I’m oversimplifying, but here is a basic three-part base rub from which to build on:
2 parts sugar
2 parts sweet paprika
1 part garlic powder
Kicking up the complexity just a touch, my all-purpose rub is as follows:
2 parts sugar
2 parts sweet paprika
1 part garlic powder
½ part ground black pepper
½ part onion powder
¼ part dried thyme
I can tailor this rub to fit any profile or region I want. If I want a more exotic flavor, I add one part of curry powder or five-spice powder. If I want my barbecue to have Cajun flair, I add one part Cajun seasoning or Paul’s Blackening Magic.
When I was a younger cook, I was taught to coat brisket with Worcestershire powder and then rub it with this base rub. The Worcestershire powder serves as an adhesive and ultimately evolves the barbecue process.
I prefer to apply the rub and allow it to sit overnight. The following day, I will season the meat with salt and a fresh dry coat of rub, especially for full cuts like brisket or pork butt. The rub is always very heavily applied, in a ratio of .25-.5 oz. of rub per pound of meat. Then it’s time to start smoking.
Subtle Smoke
Smoking is its own art that many spend a lifetime mastering. I’m not going to tackle that here, but it is important to have a source for smoke, be it pellets, wood chunks or whole logs. You will also need the right piece of equipment for your club.
Have you ever eaten barbecue that was bitter? It comes from eating meat smoked at high temperatures with what is called golden smoke. Golden smoke is bad, but blue smoke is good. To achieve blue smoke, lower the heat, cool down the chamber and aim for that grayish-white smoke. It will lead to the ideal temperature of 190° F to 275° F and yield the best results for a slow smoke and tenderizing cook.
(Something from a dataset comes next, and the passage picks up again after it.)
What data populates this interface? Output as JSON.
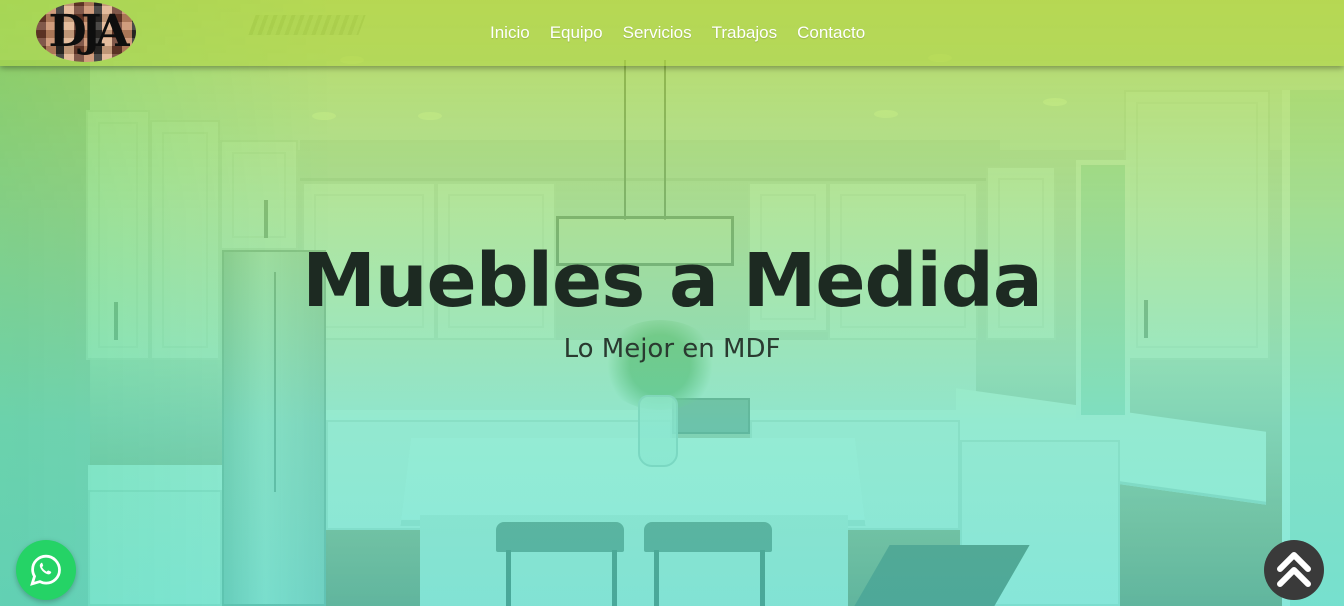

Remember, protein no longer absorbs smoke after it reaches approximately 160° F. This is why low temperatures are especially important for barbecue. It’s the only way to achieve the smoke ring and flavor members crave.
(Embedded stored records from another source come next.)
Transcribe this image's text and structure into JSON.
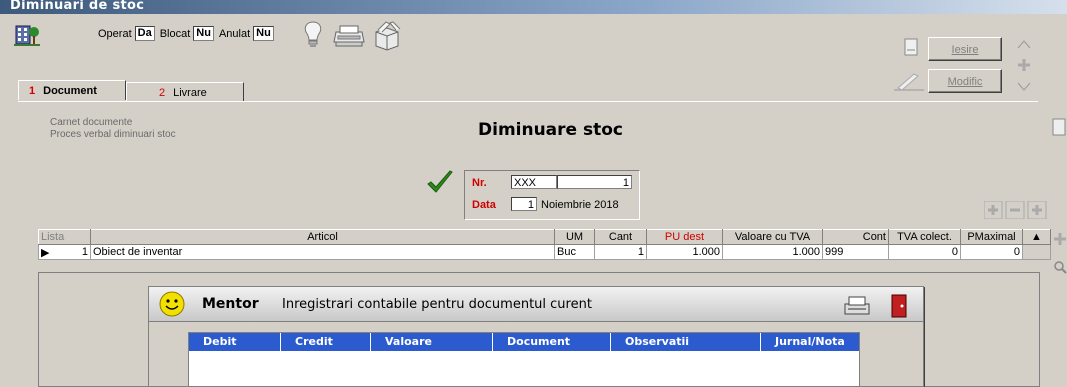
{
  "window": {
    "title": "Diminuari de stoc"
  },
  "toolbar": {
    "operat_label": "Operat",
    "operat_value": "Da",
    "blocat_label": "Blocat",
    "blocat_value": "Nu",
    "anulat_label": "Anulat",
    "anulat_value": "Nu",
    "icons": [
      "lightbulb-icon",
      "printer-icon",
      "open-box-icon"
    ]
  },
  "buttons": {
    "iesire": "Iesire",
    "modific": "Modific"
  },
  "tabs": [
    {
      "num": "1",
      "label": "Document"
    },
    {
      "num": "2",
      "label": "Livrare"
    }
  ],
  "doc": {
    "carnet_label": "Carnet documente",
    "carnet_value": "Proces verbal diminuari stoc",
    "title": "Diminuare stoc",
    "nr_label": "Nr.",
    "nr_series": "XXX",
    "nr_value": "1",
    "data_label": "Data",
    "data_day": "1",
    "data_month_year": "Noiembrie 2018"
  },
  "grid": {
    "columns": [
      "Lista",
      "Articol",
      "UM",
      "Cant",
      "PU dest",
      "Valoare cu TVA",
      "Cont",
      "TVA colect.",
      "PMaximal"
    ],
    "rows": [
      {
        "lista": "1",
        "articol": "Obiect de inventar",
        "um": "Buc",
        "cant": "1",
        "pu_dest": "1.000",
        "valoare": "1.000",
        "cont": "999",
        "tva": "0",
        "pmax": "0"
      }
    ]
  },
  "mentor": {
    "brand": "Mentor",
    "caption": "Inregistrari contabile pentru documentul curent",
    "columns": [
      "Debit",
      "Credit",
      "Valoare",
      "Document",
      "Observatii",
      "Jurnal/Nota"
    ]
  },
  "colors": {
    "accent_red": "#d00000",
    "grid_header_blue": "#2b5bcf",
    "titlebar": "#3d5a7d"
  }
}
Ford suggests using hickory to smoke beef, almost any hardwood or fruitwood for pork or wild game, and apple, cherry or mesquite for fish.
When I smoke, I use hickory for beef, almost any hardwood or fruitwood for pork or wild game, and apple, cherry or mesquite for fish. My logic is as follows: softer smoke and flavor is better for more delicate proteins, while hickory produces a hearty, rich smoke that beef and some pork cuts can hold up to.
Hickory will destroy any nuances in fish, however, because its smoke is so rich. Applewood will also contribute a nice smoke to beef, but it will yield a soft smoke flavor that I find does not do justice to the meat.